In fact, yes! This is counterintuitive if you think of the floats as a model for the reals, but in fact the floats give the wrong intuition, being (a finite subset of) rationals. [1] details this and refers to two related articles (particularly [2], which I find a lighter read). This fact is also remarked on in [3] (by example of the signum function being uncomputable).
For the particular example of a step function, consider the function f which is 1 on the positive reals (>=0) and 0 otherwise. What representation of the real numbers would you choose for the computation of f(0) to terminate in a finite amount of time? It cannot be the binary representation, as those are infinite. Your algorithm, terminating in a finite amount of time, will have checked only a finite number N of binary digits of the argument, and so I can choose x = 0.0{..N..}01 and obtain f(0) = f(x) by this algorithm, which is incorrect. You can choose the Cauchy sequence representation, or the Dedekind cut one, but this problem will persist (and [1] proves this in general).

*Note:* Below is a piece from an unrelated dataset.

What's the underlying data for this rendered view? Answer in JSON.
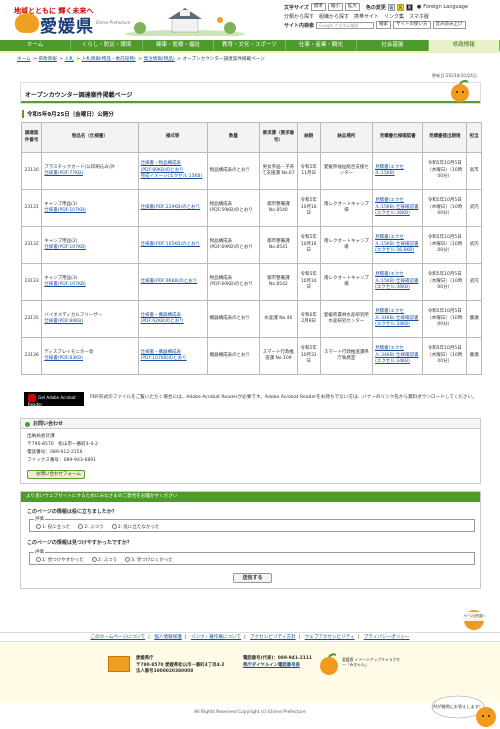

You can "cheat" by saying that the leading two bits will store the sign of the number: 00 for 0, 01 for positive numbers and 10 for negative ones. But then suddenly arithmetic operations are not computable (see comments on [2])!
If I gave you 0.0000000... as input, you would have to scan forever to find out whether I put in a nonzero digit. Scanning to a partial depth would not result in partial accuracy, because the step function is discontinuous.